The oldest track & field blog on the internet

Sunday, March 16, 2008

NCAA D-1, day two

Trackshark coverage
Results

In the pre-meet formcharts, Arizona State was a co-favorite to win the women's title but neither Trackshark nor Track & Field News had them in the top five on the men's side. The USATFCCA computer rankings had Arizona State's men ranked #1 for three weeks in a row, which made me think their system was crap.

How do you like them now? ASU pulled off the double victory. But I still don't know why a campus with an average January high temperature of 68 degrees has an indoor track program.

This is one of the big problems with our sport, and the college end of it in particular. A while back I mentioned that indoor track is not real track, and it set off quite a bit of criticism. Over at Runnerville there's a discussion about whether indoor track merits championship status.
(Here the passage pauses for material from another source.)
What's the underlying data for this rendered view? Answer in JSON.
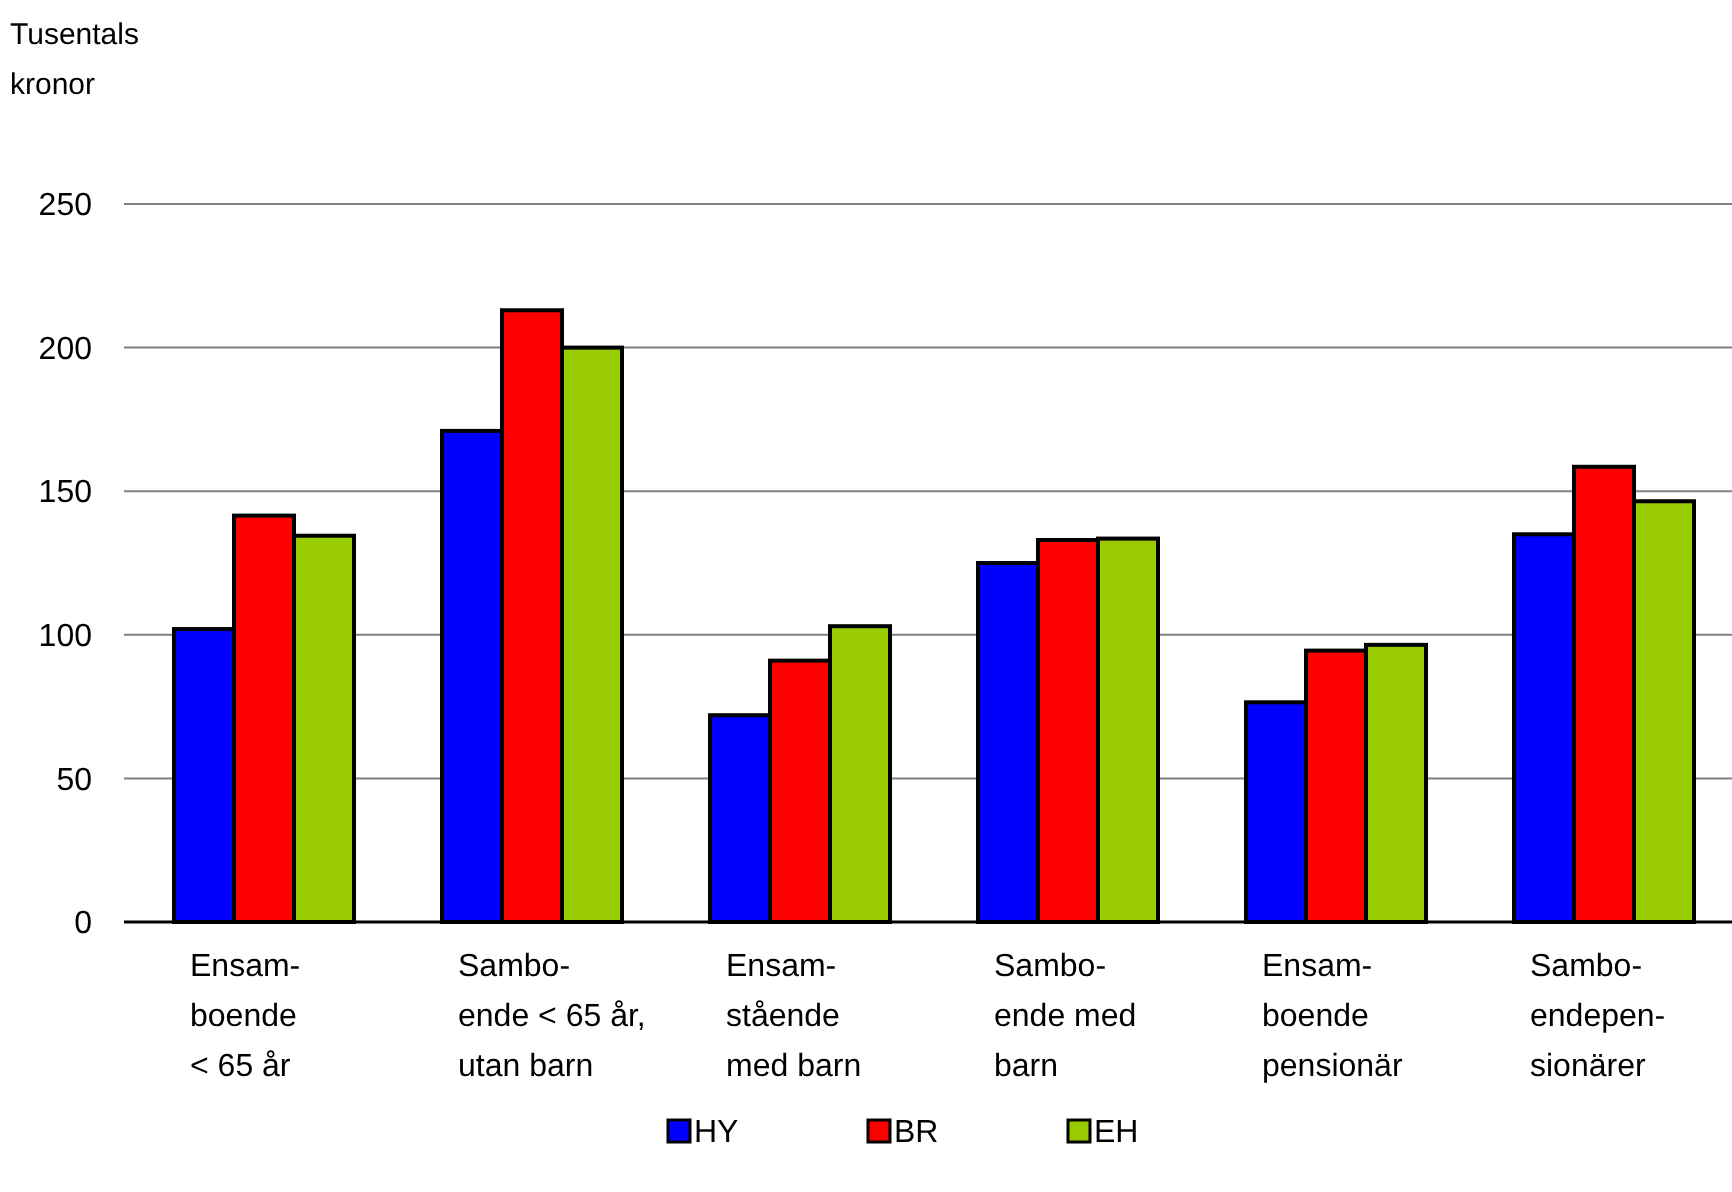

My opinion is that indoor track is preseason track and nothing more. In the midwest and northeast, it's an absolutely necessary part of the track program, since competing or even getting good practice outdoors isn't much possible until about six weeks before the conference meet. Anywhere else, taking it seriously is a colossal waste of resources. But if championships and All-American status are offered, the overly competitive nature of D-I athletics takes over and no one really seems to gives a damn if your title was won indoors or out.

Yesterday
I saw the true amateurs, the true college athletes. With the exception of four quarter-milers from Texas, it seemed like everybody came from either the northeast or the midwest. But since D-3 stretches over the entire nation, it's safe to assume that the small schools have kept their heads about indoor track and warm-weather areas don't do much of it.

One effect of an overemphasis on indoor track is stretching out the competitive season far too long, which wreaks havoc on distance runners and merely leaves most of the rest uninterested in summer competition. But it also leads to shortening the outdoor season, which limits opportunities for bona fide competition (everyone is looking for a good mark). Schools as small as Bowling Green or Kent State spend millions building indoor facilities. In the interest of getting marks for the indoor nationals, college athletes started avoiding the 160y banked board tracks decades ago, which limited the fields available for the big indoor pro-am invitationals, and they largely disappeared.

All in all, indoor track is fun and useful, but nothing more. Treating it as an end to itself is ultimately destructive to the sport.